Before long, Berkman and Ahuja were exchanging calls, which led to lunches, then meetings, then dinner with their wives, then golf at Canterbury Golf Club.
Ahuja shared his concerns: The newly improved school was acting like a student who had lost touch with his or her family. Although 80 percent of the school's MBA students remain in Cleveland, the school didn't stay connected with alums, even top benefactors like Ahuja.
Berkman told Ahuja he wanted to demolish the invisible walls between the university and the community. He wanted to create new programs. He wanted to do things bigger and better. He wanted to make a difference.
Eventually, after more than a year, the subject of money came up.
This summer, Ahuja donated $10 million to CSU to fund scholarships and a professorship, the largest gift in the school's history.
"I saw what he was doing and what his vision was [for Cleveland State], and I felt compelled to do something," says Ahuja. "He is the sole person who convinced me to be involved with the school financially."

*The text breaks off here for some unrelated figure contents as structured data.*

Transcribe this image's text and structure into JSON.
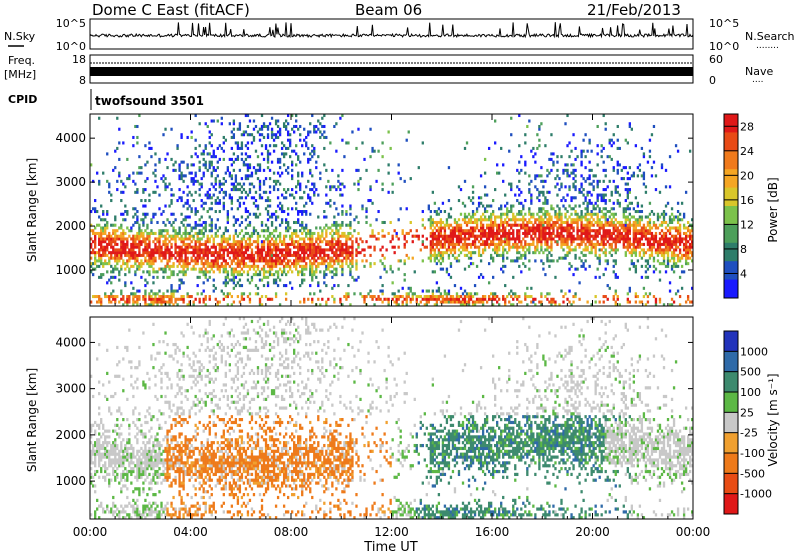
{
  "header": {
    "station": "Dome C East (fitACF)",
    "beam": "Beam 06",
    "date": "21/Feb/2013"
  },
  "labels": {
    "nsky": "N.Sky",
    "freq_line1": "Freq.",
    "freq_line2": "[MHz]",
    "cpid": "CPID",
    "nsearch": "N.Search",
    "nsearch_dots": "........",
    "nave": "Nave",
    "nave_dots": "....",
    "program": "twofsound 3501",
    "nsky_ticks": [
      "10^5",
      "10^0"
    ],
    "nsearch_ticks": [
      "10^5",
      "10^0"
    ],
    "freq_ticks": [
      "18",
      "8"
    ],
    "nave_ticks": [
      "60",
      "0"
    ]
  },
  "chart_data": [
    {
      "type": "heatmap",
      "name": "power",
      "ylabel": "Slant Range [km]",
      "xlabel": "",
      "x_ticks": [
        "00:00",
        "04:00",
        "08:00",
        "12:00",
        "16:00",
        "20:00",
        "00:00"
      ],
      "y_ticks": [
        1000,
        2000,
        3000,
        4000
      ],
      "ylim": [
        180,
        4550
      ],
      "xlim_hours": [
        0,
        24
      ],
      "colorbar": {
        "label": "Power [dB]",
        "ticks": [
          4,
          8,
          12,
          16,
          20,
          24,
          28
        ],
        "range": [
          0,
          30
        ],
        "colors": [
          "#1a1aff",
          "#1f4fbf",
          "#2e7d6a",
          "#4d9f5a",
          "#7cc24b",
          "#d9c62a",
          "#f5a623",
          "#f07a1c",
          "#e84a16",
          "#e01818"
        ]
      }
    },
    {
      "type": "heatmap",
      "name": "velocity",
      "ylabel": "Slant Range [km]",
      "xlabel": "Time UT",
      "x_ticks": [
        "00:00",
        "04:00",
        "08:00",
        "12:00",
        "16:00",
        "20:00",
        "00:00"
      ],
      "y_ticks": [
        1000,
        2000,
        3000,
        4000
      ],
      "ylim": [
        180,
        4550
      ],
      "xlim_hours": [
        0,
        24
      ],
      "colorbar": {
        "label": "Velocity [m s⁻¹]",
        "ticks": [
          1000,
          500,
          100,
          25,
          -25,
          -100,
          -500,
          -1000
        ],
        "colors": [
          "#2233bb",
          "#2f6aa8",
          "#3d8a6e",
          "#5cb845",
          "#c8c8c8",
          "#f0a030",
          "#ee7a1a",
          "#e84c14",
          "#e01818"
        ]
      }
    }
  ]
}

For years, CSU rarely contacted him. Now, the school is constantly inviting him to alumni gatherings and volunteer events. It's not the same school he graduated from in 1980.
"[Berkman] understands the role of the university in an urban environment," Marinucci says. "He's one of the key architects of the future in downtown."

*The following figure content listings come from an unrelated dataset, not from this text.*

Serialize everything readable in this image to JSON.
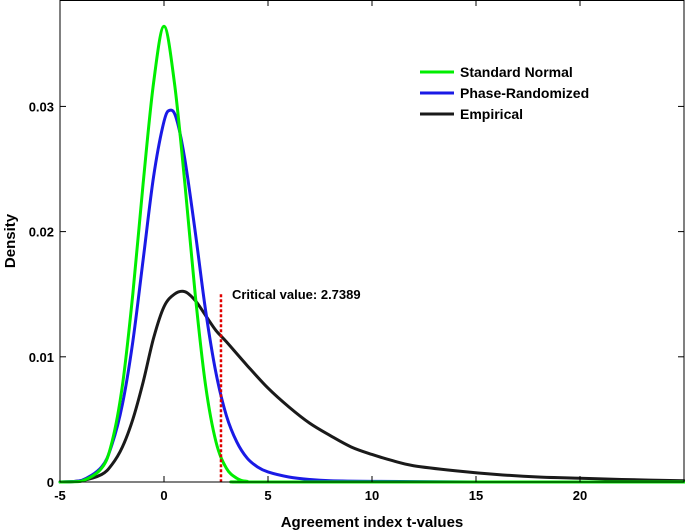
{
  "chart_data": {
    "type": "line",
    "title": "",
    "xlabel": "Agreement index t-values",
    "ylabel": "Density",
    "xlim": [
      -5,
      25
    ],
    "ylim": [
      0,
      0.0385
    ],
    "xticks": [
      -5,
      0,
      5,
      10,
      15,
      20
    ],
    "xtick_labels": [
      "-5",
      "0",
      "5",
      "10",
      "15",
      "20"
    ],
    "yticks": [
      0,
      0.01,
      0.02,
      0.03
    ],
    "ytick_labels": [
      "0",
      "0.01",
      "0.02",
      "0.03"
    ],
    "grid": false,
    "legend_position": "top-right",
    "series": [
      {
        "name": "Standard Normal",
        "color": "#00ee00",
        "x": [
          -5,
          -4,
          -3,
          -2.5,
          -2,
          -1.5,
          -1,
          -0.5,
          0,
          0.5,
          1,
          1.5,
          2,
          2.5,
          3,
          3.5,
          4,
          5,
          25
        ],
        "y": [
          0,
          5e-05,
          0.0011,
          0.0032,
          0.0077,
          0.015,
          0.0239,
          0.0319,
          0.0364,
          0.0319,
          0.0239,
          0.015,
          0.0077,
          0.0032,
          0.0011,
          0.0003,
          5e-05,
          0,
          0
        ]
      },
      {
        "name": "Phase-Randomized",
        "color": "#1a1ae6",
        "x": [
          -5,
          -4,
          -3,
          -2.5,
          -2,
          -1.5,
          -1,
          -0.5,
          0,
          0.3,
          0.6,
          1,
          1.5,
          2,
          2.5,
          3,
          3.5,
          4,
          4.5,
          5,
          6,
          7,
          8,
          10,
          15,
          25
        ],
        "y": [
          0,
          0.0001,
          0.0012,
          0.003,
          0.0062,
          0.0112,
          0.0178,
          0.0244,
          0.0288,
          0.0297,
          0.029,
          0.0258,
          0.02,
          0.0137,
          0.0087,
          0.0053,
          0.0032,
          0.0019,
          0.0012,
          0.0008,
          0.0004,
          0.0002,
          0.0001,
          5e-05,
          0,
          0
        ]
      },
      {
        "name": "Empirical",
        "color": "#1a1a1a",
        "x": [
          -5,
          -4,
          -3,
          -2.5,
          -2,
          -1.5,
          -1,
          -0.5,
          0,
          0.5,
          1,
          1.5,
          2,
          2.5,
          3,
          4,
          5,
          6,
          7,
          8,
          9,
          10,
          11,
          12,
          14,
          16,
          18,
          20,
          22,
          25
        ],
        "y": [
          0,
          0.0001,
          0.0006,
          0.0014,
          0.0028,
          0.005,
          0.008,
          0.0115,
          0.014,
          0.015,
          0.0152,
          0.0145,
          0.0133,
          0.0121,
          0.0112,
          0.0093,
          0.0075,
          0.006,
          0.0047,
          0.0037,
          0.0028,
          0.0022,
          0.0017,
          0.0013,
          0.0009,
          0.0006,
          0.0004,
          0.0003,
          0.0002,
          0.0001
        ]
      }
    ],
    "annotations": [
      {
        "text": "Critical value: 2.7389",
        "x": 2.7389,
        "y_top": 0.015,
        "color": "#e00000"
      }
    ]
  }
}
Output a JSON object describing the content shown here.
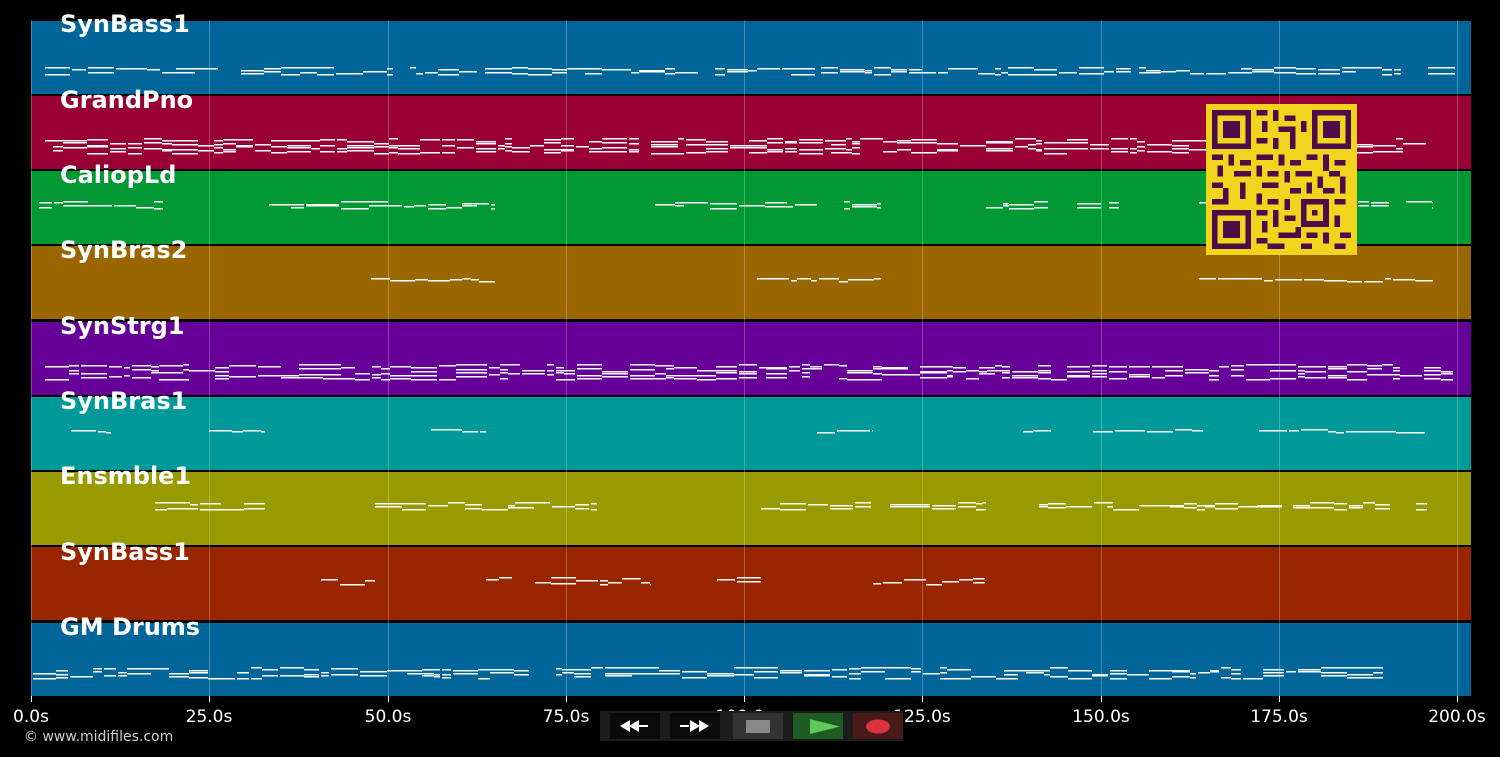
{
  "tracks": [
    {
      "name": "SynBass1",
      "color": "#006699"
    },
    {
      "name": "GrandPno",
      "color": "#990033"
    },
    {
      "name": "CaliopLd",
      "color": "#009933"
    },
    {
      "name": "SynBras2",
      "color": "#996600"
    },
    {
      "name": "SynStrg1",
      "color": "#660099"
    },
    {
      "name": "SynBras1",
      "color": "#009999"
    },
    {
      "name": "Ensmble1",
      "color": "#999900"
    },
    {
      "name": "SynBass1",
      "color": "#992600"
    },
    {
      "name": "GM Drums",
      "color": "#006699"
    }
  ],
  "axis": {
    "ticks": [
      "0.0s",
      "25.0s",
      "50.0s",
      "75.0s",
      "100.0s",
      "125.0s",
      "150.0s",
      "175.0s",
      "200.0s"
    ],
    "range": [
      0,
      200
    ],
    "unit": "s"
  },
  "copyright": "© www.midifiles.com",
  "controls": {
    "rewind": "rewind-icon",
    "fast_forward": "fast-forward-icon",
    "stop": "stop-icon",
    "play": "play-icon",
    "record": "record-icon"
  },
  "qr_code": "qr-code-icon"
}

Mayor Frank Jackson, a 1977 grad, goes further. "It's transforming not just downtown — it's transforming that part of Cleveland," says Jackson. "Dr. Berkman has the talent and expertise of a community person. He is very good at connecting his institution to the surrounding community so they become one in the same."

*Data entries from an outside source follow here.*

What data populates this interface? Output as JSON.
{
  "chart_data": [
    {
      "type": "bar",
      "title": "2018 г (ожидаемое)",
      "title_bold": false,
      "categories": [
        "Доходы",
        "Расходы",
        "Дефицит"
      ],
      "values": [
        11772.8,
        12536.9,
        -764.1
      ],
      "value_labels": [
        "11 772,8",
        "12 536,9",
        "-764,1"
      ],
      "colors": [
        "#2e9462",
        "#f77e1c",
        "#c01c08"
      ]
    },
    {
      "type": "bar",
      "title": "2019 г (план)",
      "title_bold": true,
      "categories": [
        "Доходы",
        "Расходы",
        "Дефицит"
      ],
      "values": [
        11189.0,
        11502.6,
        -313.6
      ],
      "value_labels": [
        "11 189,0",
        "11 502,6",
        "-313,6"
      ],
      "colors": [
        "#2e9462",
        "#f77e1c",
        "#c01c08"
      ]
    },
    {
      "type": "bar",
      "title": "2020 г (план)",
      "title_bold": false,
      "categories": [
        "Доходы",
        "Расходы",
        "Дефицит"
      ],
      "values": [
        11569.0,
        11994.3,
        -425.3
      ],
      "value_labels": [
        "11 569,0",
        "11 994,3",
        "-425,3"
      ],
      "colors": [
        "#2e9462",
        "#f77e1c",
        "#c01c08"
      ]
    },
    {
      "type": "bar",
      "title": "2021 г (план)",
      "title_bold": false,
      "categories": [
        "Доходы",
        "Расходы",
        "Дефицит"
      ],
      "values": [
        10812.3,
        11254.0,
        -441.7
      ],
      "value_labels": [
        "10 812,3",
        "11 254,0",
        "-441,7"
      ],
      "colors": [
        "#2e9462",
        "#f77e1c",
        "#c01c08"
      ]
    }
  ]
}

Take Cleveland State's collaboration with the Northeast Ohio Medical University to establish the NEOMED Academic Campus at CSU, which launches this fall. The program will get students' attention in middle school or high school, attract them to Cleveland State, give them early admission to NEOMED when they're halfway through college and teach them the profession while they intern in the community. Instead of focusing on glamorous career paths like surgery, the CSU-NEOMED partnership will train urban primary care doctors. Then maybe they'll stay, join practices — and, who knows, maybe teach one day.
The collaboration took a mere year and a half of planning. "It's lightning speed for a university," says NEOMED president Jay Gershen. "Ron Berkman did a tremendous job convincing the CSU community that it was a good thing to do. Without his enthusiasm and skills, it wouldn't have happened."
During the Schwartz years, CSU climbed from U.S. News & World Report's fourth tier to second. Now the magazine ranks CSU as one of America's best 300 colleges. President Obama has chosen the campus for three appearances.
Berkman admits recruiting top-tier faculty and staff is still "a sell," but the school is attracting more hires from prestigious colleges such as Princeton, the University of Maryland and DePaul University College of Law.
Once, Cleveland State's confrontational design helped create an antisocial environment. Now, like Berkman, it's vibrant, colorful, engaged and connected. When CSU celebrates its 50th birthday in 2014, the president hopes his school will have come of age.
"I want people to say, 'I want to go to Cleveland State because Cleveland State is closest to the pulse of this region. I want to stay in this region.' " Berkman says. "It should be both a beacon for the city, and it should be this kind of resource for the city."